At MaineGeneral Health, which includes hospitals in Augusta and Waterville and a network of physician practices throughout the Kennebec Valley area, a mass vaccination clinic was decommissioned this month but efforts to get shots out are continuing through appointments at primary care practices and pop-up clinics at community locations.

Both Pfizer and Moderna shots are being offered at the pop-up clinics and no appointment is necessary. While attendance at recent clinics has hovered around 20 people or less, Joy McKenna, a spokeswoman for MaineGeneral, said the system does feel there is growing interest in communities.

“We have been thanked by those who have come to get vaccinated, saying they appreciate the opportunity to get their vaccinations in their own community,” McKenna said in an email.

Earl Boyd, a registered nurse with MaineGeneral Hospital, administers the first of two doses of the Pfizer vaccine to Jay Galusha at the Clinton Fire and Rescue building in Clinton on Thursday. Michael G. Seamans/Morning Sentinel

At a pop-up clinic in Clinton Thursday, MaineGeneral vaccinated 20 people. Jay Galusha, who owns a grocery store near the clinic location at the Clinton fire station, said the convenience of the site was what prompted him to get his first shot of the Moderna vaccine there.

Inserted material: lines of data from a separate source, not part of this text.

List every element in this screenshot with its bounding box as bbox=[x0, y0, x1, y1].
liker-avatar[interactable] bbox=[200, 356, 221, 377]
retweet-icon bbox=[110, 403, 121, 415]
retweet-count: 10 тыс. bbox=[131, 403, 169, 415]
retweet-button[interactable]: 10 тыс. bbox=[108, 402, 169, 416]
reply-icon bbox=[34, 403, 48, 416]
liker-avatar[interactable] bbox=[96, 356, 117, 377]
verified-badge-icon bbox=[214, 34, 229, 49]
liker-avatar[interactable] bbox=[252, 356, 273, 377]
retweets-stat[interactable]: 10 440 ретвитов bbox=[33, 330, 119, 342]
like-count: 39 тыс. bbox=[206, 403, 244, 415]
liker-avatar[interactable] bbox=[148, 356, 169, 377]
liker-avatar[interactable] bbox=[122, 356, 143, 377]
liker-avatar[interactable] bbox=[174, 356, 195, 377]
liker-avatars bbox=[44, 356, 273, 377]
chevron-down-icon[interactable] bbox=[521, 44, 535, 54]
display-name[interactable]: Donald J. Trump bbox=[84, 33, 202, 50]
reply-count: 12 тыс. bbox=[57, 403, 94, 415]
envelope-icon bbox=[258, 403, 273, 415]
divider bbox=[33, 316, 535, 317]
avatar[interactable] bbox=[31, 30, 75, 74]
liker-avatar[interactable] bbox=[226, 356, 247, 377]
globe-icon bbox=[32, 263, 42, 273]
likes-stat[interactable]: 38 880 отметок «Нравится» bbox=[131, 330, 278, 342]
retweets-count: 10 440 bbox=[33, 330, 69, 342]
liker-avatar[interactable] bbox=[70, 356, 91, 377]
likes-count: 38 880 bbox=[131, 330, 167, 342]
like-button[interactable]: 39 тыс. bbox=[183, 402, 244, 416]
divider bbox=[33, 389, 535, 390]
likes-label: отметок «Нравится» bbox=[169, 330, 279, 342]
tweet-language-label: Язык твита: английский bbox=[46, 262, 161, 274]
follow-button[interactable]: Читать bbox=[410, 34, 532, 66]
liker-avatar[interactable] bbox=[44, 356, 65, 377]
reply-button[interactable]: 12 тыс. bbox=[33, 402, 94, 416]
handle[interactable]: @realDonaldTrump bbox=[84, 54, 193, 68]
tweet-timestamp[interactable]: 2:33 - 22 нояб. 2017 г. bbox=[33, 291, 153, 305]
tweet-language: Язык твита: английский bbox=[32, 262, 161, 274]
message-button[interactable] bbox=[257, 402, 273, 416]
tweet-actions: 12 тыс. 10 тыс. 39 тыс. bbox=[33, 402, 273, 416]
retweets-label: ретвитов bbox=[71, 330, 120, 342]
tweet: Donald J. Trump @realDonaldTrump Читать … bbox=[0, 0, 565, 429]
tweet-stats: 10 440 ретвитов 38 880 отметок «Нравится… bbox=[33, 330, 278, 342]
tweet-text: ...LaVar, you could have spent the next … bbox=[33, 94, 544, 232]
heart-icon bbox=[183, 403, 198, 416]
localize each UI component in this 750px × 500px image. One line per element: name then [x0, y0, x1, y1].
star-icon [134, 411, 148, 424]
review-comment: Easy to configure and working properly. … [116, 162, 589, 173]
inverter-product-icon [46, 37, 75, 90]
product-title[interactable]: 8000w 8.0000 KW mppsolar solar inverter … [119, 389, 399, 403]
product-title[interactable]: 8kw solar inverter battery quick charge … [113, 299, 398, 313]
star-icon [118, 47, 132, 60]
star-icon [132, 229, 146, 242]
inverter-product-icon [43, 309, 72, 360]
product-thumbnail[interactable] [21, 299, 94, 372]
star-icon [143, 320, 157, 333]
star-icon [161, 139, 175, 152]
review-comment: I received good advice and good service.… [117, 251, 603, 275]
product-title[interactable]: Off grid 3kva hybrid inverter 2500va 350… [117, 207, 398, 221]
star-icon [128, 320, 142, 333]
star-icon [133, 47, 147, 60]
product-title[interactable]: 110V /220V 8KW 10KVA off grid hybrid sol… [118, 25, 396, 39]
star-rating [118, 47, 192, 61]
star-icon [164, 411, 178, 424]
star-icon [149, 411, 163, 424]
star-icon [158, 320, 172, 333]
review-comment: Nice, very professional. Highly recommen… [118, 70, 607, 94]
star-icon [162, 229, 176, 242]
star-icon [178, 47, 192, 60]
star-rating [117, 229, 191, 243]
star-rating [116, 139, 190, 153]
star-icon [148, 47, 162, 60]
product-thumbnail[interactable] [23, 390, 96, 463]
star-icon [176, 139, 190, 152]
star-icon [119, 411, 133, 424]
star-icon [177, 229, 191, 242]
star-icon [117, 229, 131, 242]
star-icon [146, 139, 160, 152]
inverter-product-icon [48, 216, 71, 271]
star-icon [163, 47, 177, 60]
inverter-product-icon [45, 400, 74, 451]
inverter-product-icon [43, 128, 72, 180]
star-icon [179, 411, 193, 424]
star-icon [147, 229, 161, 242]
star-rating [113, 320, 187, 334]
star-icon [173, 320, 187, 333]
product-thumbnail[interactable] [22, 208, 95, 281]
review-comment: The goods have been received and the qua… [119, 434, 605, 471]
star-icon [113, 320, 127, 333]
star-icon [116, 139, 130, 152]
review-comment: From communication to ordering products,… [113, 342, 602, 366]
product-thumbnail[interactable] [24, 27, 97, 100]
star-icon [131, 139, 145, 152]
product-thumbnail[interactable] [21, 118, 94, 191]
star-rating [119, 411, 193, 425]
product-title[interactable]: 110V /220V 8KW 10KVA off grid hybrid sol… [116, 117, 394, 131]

Galusha, 53, said he held off on getting vaccinated for a long time because he takes immunosuppressant drugs as the result of a kidney transplant years ago and wasn’t sure how the vaccine would impact his health.

“I wasn’t too worried about getting sick from COVID, I was more apprehensive about getting sick after the shot,” he said.

On top of that he said he has been short-staffed at his store and has had to work extra hours to stay open.

“I didn’t want to take a chance on missing a day of work because I was sick,” Galusha said.

In addition to the convenience, Galusha said he also was motivated to get vaccinated in hopes he might be able to visit his camp on Prince Edward Island soon. Canada announced this week that it plans to open its border to the U.S. next month, but for now only to fully vaccinated Americans.

On Friday, Galusha said he was experiencing some soreness in his arm but was otherwise feeling fine.

“If it hadn’t been for it being at the fire station right next door to me I probably wouldn’t have gotten it,” he said. “It’s just I didn’t want the hassle of making an appointment and finding a place. … Having it next door to me was really a no-brainer.”